The largest Jewish wedding to date was held Wednesday in Abu Dhabi– a moment that was more than a decade in the making.
Rabbi Levi Duchman, the first rabbi to serve in the UAE, married Lea Hadad in front of 1,500 guests that included several Muslim and Christian friends. Emirati royals were even seen dancing the hora at the big event.
Duchman, 29, is from Brooklyn and has been in the UAE since 2014. Hadad, 27, is of Jewish Moroccan descent and is the daughter of Belgian Chief Rabbi Menachem Hadad.
Rabbi Motti Seligson, director of public relations for Chabad, who is a friend of Duchman and traveled to attend the wedding, told The Forward: “This event is a historic moment for Jewish life in the Arab world.”

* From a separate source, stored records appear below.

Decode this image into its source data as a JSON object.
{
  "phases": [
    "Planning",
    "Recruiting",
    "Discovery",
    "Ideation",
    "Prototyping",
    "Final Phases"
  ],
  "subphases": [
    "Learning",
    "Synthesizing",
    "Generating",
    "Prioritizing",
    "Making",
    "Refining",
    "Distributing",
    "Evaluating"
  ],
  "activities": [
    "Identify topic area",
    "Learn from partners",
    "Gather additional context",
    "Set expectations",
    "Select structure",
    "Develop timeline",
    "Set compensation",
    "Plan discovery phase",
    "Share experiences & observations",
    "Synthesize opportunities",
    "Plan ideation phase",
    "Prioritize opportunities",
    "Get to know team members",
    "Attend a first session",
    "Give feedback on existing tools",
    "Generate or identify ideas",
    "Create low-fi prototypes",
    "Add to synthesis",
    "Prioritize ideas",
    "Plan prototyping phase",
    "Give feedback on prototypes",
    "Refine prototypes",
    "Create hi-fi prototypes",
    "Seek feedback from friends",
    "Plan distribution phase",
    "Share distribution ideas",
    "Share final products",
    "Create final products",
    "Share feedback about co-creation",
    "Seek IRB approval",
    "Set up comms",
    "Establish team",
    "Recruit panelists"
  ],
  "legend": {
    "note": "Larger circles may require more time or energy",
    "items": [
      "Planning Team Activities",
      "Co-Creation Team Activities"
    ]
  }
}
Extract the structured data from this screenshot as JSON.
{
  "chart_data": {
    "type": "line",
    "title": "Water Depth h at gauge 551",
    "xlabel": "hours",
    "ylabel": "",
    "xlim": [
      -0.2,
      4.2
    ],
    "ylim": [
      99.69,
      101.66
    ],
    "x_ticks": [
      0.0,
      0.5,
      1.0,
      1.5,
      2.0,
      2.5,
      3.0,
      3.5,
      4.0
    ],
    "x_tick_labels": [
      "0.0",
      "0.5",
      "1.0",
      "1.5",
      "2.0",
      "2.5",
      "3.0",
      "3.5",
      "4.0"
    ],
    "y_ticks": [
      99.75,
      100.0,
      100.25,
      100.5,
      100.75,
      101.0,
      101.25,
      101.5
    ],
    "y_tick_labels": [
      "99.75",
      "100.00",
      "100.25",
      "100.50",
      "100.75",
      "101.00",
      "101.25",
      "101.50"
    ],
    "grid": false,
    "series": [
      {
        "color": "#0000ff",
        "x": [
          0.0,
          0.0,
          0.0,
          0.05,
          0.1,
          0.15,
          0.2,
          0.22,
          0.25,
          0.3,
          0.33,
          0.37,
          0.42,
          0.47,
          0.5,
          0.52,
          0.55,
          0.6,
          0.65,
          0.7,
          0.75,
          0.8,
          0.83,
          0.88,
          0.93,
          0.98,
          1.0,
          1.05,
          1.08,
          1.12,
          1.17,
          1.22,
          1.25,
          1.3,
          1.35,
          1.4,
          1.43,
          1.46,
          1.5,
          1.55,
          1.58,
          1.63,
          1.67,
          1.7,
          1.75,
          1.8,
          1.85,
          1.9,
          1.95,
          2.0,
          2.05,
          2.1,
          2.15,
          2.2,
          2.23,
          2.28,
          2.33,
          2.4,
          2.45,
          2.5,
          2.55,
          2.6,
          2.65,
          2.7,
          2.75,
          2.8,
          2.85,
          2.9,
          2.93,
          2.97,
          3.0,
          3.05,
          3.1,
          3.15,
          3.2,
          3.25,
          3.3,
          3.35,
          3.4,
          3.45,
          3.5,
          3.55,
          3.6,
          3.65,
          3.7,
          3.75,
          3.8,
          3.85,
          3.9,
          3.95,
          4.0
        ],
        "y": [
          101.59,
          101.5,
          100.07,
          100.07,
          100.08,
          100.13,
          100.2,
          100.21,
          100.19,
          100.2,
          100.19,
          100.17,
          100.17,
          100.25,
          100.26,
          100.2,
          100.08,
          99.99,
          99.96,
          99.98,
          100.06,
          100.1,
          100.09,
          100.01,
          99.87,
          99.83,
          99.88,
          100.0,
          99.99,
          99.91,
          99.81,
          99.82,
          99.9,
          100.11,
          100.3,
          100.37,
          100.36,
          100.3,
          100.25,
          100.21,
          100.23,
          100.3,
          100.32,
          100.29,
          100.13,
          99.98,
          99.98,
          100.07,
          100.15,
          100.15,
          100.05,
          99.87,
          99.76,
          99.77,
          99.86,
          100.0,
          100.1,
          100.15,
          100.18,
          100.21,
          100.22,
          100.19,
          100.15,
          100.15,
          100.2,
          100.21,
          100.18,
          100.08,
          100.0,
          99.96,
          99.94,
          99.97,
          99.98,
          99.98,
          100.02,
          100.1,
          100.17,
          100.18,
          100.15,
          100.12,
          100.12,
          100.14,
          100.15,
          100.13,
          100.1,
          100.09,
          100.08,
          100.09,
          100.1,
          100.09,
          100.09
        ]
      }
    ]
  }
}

Prior to 2010, antisemitism was a common occurrence in the United Arab Emirates. Just how bad was it? In 2002 the think tank named after the founder of the UAE published a report on the Holocaust that said Zionists – not Nazis – “were the people who killed the Jews in Europe.” Up until a national tolerance program was instituted in 2010 it was not uncommon to read opinion pieces in the Emirati press that included antisemitic tropes and accusations.
Fast forward to September of 2020 and the signing of the historic Israel–United Arab Emirates peace agreement that led to full normalization of relations between the two countries. After the treaty, which was part of the Abraham Accords, was signed the country’s tiny Jewish population came out of the shadows.
Today there is a very active Jewish community in the UAE. The tiny Gulf nation is home about 500 Jews, several synagogues, kosher food establishments, Jewish schools and community centers.